CSSN Gerald Scandrett Navy

CSSN Gerald Scandrett Navy

USS Henderson (AP-1)

    The first USS Henderson (AP-1) was a transport in the United States Navy during World War I and World War II. In 1943, she was converted to a hospital ship and commissioned as USS Bountiful (AH-9).

    Named for Marine General Archibald Henderson, she was launched by Philadelphia Navy Yard on 17 June 1916; sponsored by Miss Genevieve W. Taylor, great-granddaughter of General Henderson; and commissioned at Philadelphia, Pennsylvania on 24 May 1917, Lt. C. W. Steel in command.

    World War II, 1941–1943

    Henderson had left Pearl Harbor to transport troops to California not long before the Japanese attack on 7 December 1941. On hearing of the attack, the captain feared that the Japanese flotilla would continue on to California, having eliminated any opposition from Hawaii. Henderson would be a slow, conspicuous, and solitary target in their path. He set course for Alaska to avoid being overcome, maintaining strict radio silence even in the face of repeated attempts by the Navy to contact the ship and verify its survival. Henderson then hugged the Pacific Northwest coast down to San Francisco Bay, arriving several days after it had been presumed missing in action. During the Pacific War, Henderson continued its service as a transport between California and Hawaii, making over 20 such voyages with fighting men, civilian passengers, and cargo. On her last voyage she departed Port Hueneme on 18 July 1943 and arrived Nouméa with 71 much-needed nurses. The transport then sailed to the Solomon Islands with SeaBees before returning to San Francisco on 24 September 1943.

    Henderson decommissioned on 13 October 1943 for conversion to a hospital ship at General Engineering & Dry Dock Company, Oakland, California.

    Hospital ship, 1944–1946

    The ship was recommissioned as USS Bountiful (AH-9) on 23 March 1944, Comdr. G. L. Burns in command.

    Bountiful departed San Francisco on 1 April 1944 for Honolulu, returned later that month, and sailed once more on 1 May for the western Pacific. After brief service at Honolulu and Eniwetok the ship arrived on 18 June at the Saipan invasion beaches. She made three passages to the hospitals on Kwajalein with casualties of the Marianas invasions. About this time Bountiful established one of the few blood banks in a Naval ship.

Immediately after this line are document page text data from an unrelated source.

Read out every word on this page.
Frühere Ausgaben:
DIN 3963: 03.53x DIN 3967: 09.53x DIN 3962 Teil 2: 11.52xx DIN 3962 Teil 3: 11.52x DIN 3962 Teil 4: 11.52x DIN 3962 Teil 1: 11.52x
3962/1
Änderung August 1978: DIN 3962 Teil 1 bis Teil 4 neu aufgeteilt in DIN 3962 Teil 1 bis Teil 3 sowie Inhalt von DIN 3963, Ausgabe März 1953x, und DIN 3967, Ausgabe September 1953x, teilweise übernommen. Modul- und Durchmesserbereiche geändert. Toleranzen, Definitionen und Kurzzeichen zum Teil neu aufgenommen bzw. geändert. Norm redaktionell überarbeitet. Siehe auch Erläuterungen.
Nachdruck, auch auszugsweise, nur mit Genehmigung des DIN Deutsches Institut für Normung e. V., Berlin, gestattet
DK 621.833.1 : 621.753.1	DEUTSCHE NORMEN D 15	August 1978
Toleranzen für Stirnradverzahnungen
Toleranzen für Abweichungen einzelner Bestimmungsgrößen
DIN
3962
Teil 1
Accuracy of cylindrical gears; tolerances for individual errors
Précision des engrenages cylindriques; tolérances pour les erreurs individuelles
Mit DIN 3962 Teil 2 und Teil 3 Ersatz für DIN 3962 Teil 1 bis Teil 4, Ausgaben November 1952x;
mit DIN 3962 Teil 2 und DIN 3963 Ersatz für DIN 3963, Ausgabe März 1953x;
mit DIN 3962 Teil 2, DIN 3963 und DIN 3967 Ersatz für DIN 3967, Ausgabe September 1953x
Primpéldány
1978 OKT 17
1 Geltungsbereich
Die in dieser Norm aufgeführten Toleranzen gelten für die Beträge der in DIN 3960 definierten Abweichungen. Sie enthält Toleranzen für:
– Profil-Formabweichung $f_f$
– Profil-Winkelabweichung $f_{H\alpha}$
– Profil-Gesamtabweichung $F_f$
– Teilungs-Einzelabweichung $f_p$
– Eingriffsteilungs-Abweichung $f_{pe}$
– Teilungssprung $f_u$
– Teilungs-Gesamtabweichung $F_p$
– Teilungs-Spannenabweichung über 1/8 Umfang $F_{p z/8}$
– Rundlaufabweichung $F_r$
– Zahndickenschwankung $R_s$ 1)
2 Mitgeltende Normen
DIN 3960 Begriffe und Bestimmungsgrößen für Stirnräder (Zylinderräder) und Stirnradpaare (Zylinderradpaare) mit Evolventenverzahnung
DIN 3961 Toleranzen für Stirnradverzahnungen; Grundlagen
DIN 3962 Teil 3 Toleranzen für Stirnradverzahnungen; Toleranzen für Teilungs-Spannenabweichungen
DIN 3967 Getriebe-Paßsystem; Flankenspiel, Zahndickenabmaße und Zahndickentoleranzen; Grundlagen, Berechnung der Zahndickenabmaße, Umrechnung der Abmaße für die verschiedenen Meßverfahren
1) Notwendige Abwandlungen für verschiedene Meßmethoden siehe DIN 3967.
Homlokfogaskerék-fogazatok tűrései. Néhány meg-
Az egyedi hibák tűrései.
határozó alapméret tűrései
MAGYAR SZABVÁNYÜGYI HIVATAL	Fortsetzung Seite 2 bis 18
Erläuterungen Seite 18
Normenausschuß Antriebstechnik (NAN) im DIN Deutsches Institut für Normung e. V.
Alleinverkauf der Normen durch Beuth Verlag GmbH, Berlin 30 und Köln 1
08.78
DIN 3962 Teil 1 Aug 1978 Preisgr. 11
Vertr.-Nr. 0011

    The floating hospital remained at Manus until 17 September when she sailed for the Palaus to bring casualties of the Peleliu landing to hospitals in the Solomons. After November Bountiful operated between Leyte and the rear bases carrying veterans of the Philippines campaign. She departed Manus on 24 February 1945 for Ulithi and Saipan to receive casualties of the bitter Iwo Jima assault, and in the next months sailed to rendezvous with the fleet to take on wounded from Iwo Jima, Okinawa, and the fleet units themselves. Returning to Leyte Gulf on 15 June, she remained until 21 July, and then got underway for California. Bountiful arrived after war's end, sailing into San Francisco Bay on 21 August 1945.

    Bountiful was then assigned as hospital ship at Yokosuka, Japan, departing San Francisco 1 November 1945. She arrived on 24 November to support the occupation forces, and remained until 27 March 1946 when she sailed for San Francisco. After delivering her patients, the ship sailed on 26 May for the atomic tests at Bikini Atoll, and after providing medical services during the series of nuclear blasts during "Operation Crossroads", she returned to Seattle on 15 August 1946.

    Decommissioning and sale

    Bountiful decommissioned on 13 September 1946, and was sold for scrap by the Maritime Commission on 28 January 1948 to Consolidated Builders, Inc., Seattle.